By Anthony Kaufman | ReelPolitik June 25, 2013 at 8:58AM
I am not a total convert, but I do see some benefits in the revolutionary new story spaces that go by various monikers, be it transmedia or multi-platform storytelling. That's my conclusion after delving into the new media world for this two-part investigative story for Indiewire: Part 1, "Transmedia is Sexy, But Who's Watching?" focused on several questions about audiences and the industry's interest in new media documentaries, while Part 2 "9 Tips for Interactive Media Producers" examines what makes a transmedia project successful.
I have long been skeptical of the form.

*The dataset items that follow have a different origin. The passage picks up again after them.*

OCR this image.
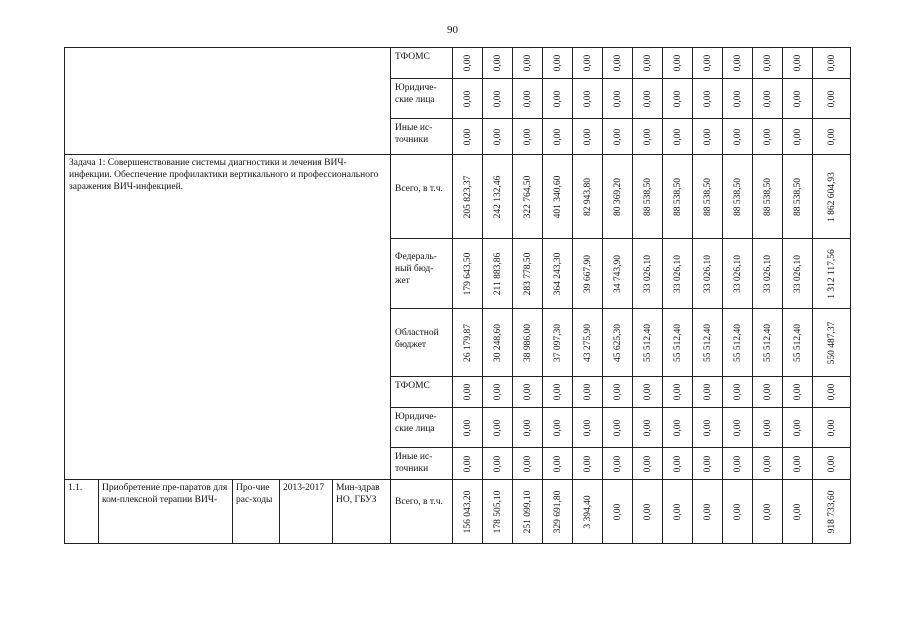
90
					ТФОМС	0,00	0,00	0,00	0,00	0,00	0,00	0,00	0,00	0,00	0,00	0,00	0,00	0,00

					Юридиче-ские лица	0,00	0,00	0,00	0,00	0,00	0,00	0,00	0,00	0,00	0,00	0,00	0,00	0,00

					Иные ис-точники	0,00	0,00	0,00	0,00	0,00	0,00	0,00	0,00	0,00	0,00	0,00	0,00	0,00

Задача 1: Совершенствование системы диагностики и лечения ВИЧ-инфекции. Обеспечение профилактики вертикального и профессионального заражения ВИЧ-инфекцией.					Всего, в т.ч.	205 823,37	242 132,46	322 764,50	401 340,60	82 943,80	80 369,20	88 538,50	88 538,50	88 538,50	88 538,50	88 538,50	88 538,50	1 862 604,93

					Федераль-ный бюд-жет	179 643,50	211 883,86	283 778,50	364 243,30	39 667,90	34 743,90	33 026,10	33 026,10	33 026,10	33 026,10	33 026,10	33 026,10	1 312 117,56

					Областной бюджет	26 179,87	30 248,60	38 986,00	37 097,30	43 275,90	45 625,30	55 512,40	55 512,40	55 512,40	55 512,40	55 512,40	55 512,40	550 487,37

					ТФОМС	0,00	0,00	0,00	0,00	0,00	0,00	0,00	0,00	0,00	0,00	0,00	0,00	0,00

					Юридиче-ские лица	0,00	0,00	0,00	0,00	0,00	0,00	0,00	0,00	0,00	0,00	0,00	0,00	0,00

					Иные ис-точники	0,00	0,00	0,00	0,00	0,00	0,00	0,00	0,00	0,00	0,00	0,00	0,00	0,00

1.1.	Приобретение пре-паратов для ком-плексной терапии ВИЧ-	Про-чие рас-ходы	2013-2017	Мин-здрав НО, ГБУЗ	Всего, в т.ч.	156 043,20	178 505,10	251 099,10	329 691,80	3 394,40	0,00	0,00	0,00	0,00	0,00	0,00	0,00	918 733,60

Ever since Lance Weiler began touting new narrative digital strategies some years ago, I remained full of questions about such projects: How many people are really up to engaging with stories on their iPhones and their computers after they leave the movie theater. Am I a Luddite? Perhaps. A late-adopter? Most certainly--I didn't get my first cellphone until late 2001 and I'm still using Mac OS X 10.4.
But after talking to several experts in the field of documentary, and interactive docs, in particular, my biggest takeaways are:
1) It is the future of storytelling. It's not going to replace traditional linear storytelling, but it will become a growing part of the entertainment and information business. And as millennials grow up and have kids, the majority of consumers will be far more adept and comfortable with non-linear stories than me. At this point in time, Ingrid Kopp's statement, "Meet the audience where they are" resonates the most for me--as someone who isn't fully invested in multi-platforms, I appreciate the simplicity of Arte's "Alma - A Tale of Violence," which tells a compelling story with subtle digital additions that don't interfere with its more linear emotional experience.
2) It is the best way to get an audience more involved and galvanize them. While at this point in time, there are only a handful of interactive projects that have successfully harnessed social and new media to tackle their project's issues. that may change. It was Sundance Institute veteran Cara Mertes who spoke the most passionately and eloquently about the way in which docs are impacting the very fabric of society, and it's hard to argue with her when she suggests that if documentary filmmakers want to change the world they better embrace digital tools.